A 1993 essay published in the Journal of the American Planning Association entitled "Planners' Alchemy, Transforming NIMBY to YIMBY: Rethinking NIMBY" used 'YIMBY' in general reference to development, not only housing development.

The pro-housing YIMBY position emerged in regions experiencing unaffordable housing prices. The Guardian and Raidió Teilifís Éireann say this movement began in the San Francisco Bay area in the 2010s due to high housing costs created as a result of the local technology industry adding many more jobs to the region than the number of housing units constructed in the same time span.

California YIMBY, the first political YIMBY group, was founded with the funding of Bay Area tech executives and companies.
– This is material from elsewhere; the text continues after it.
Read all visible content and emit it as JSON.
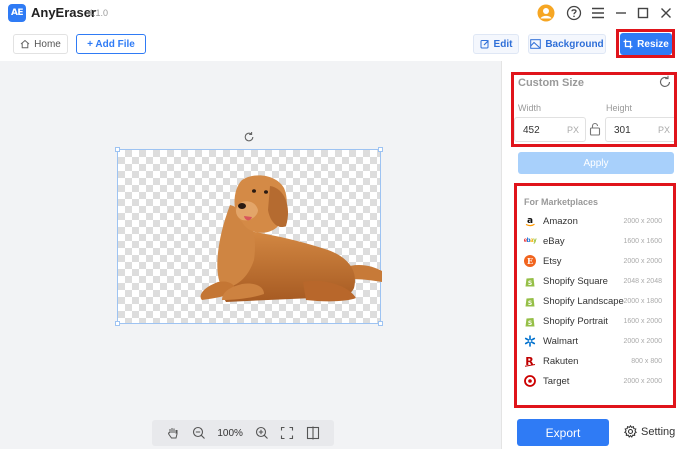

Dustin Moskovitz (Facebook, Asana) and his wife Cari Tuna donated $500,000 via their Open Philanthropy foundation; Nat Friedman (Xamarin, GitHub) and Zack Rosen (Pantheon Systems) donated another $500,000. Another $1 million donation came from the online payments company Stripe.

==Varieties of the YIMBY Movement==

The YIMBY movement consists of various factions with differing motivations, the debate over YIMBY policies is not limited to a single political line, with YIMBY activists aligning from across the political spectrum.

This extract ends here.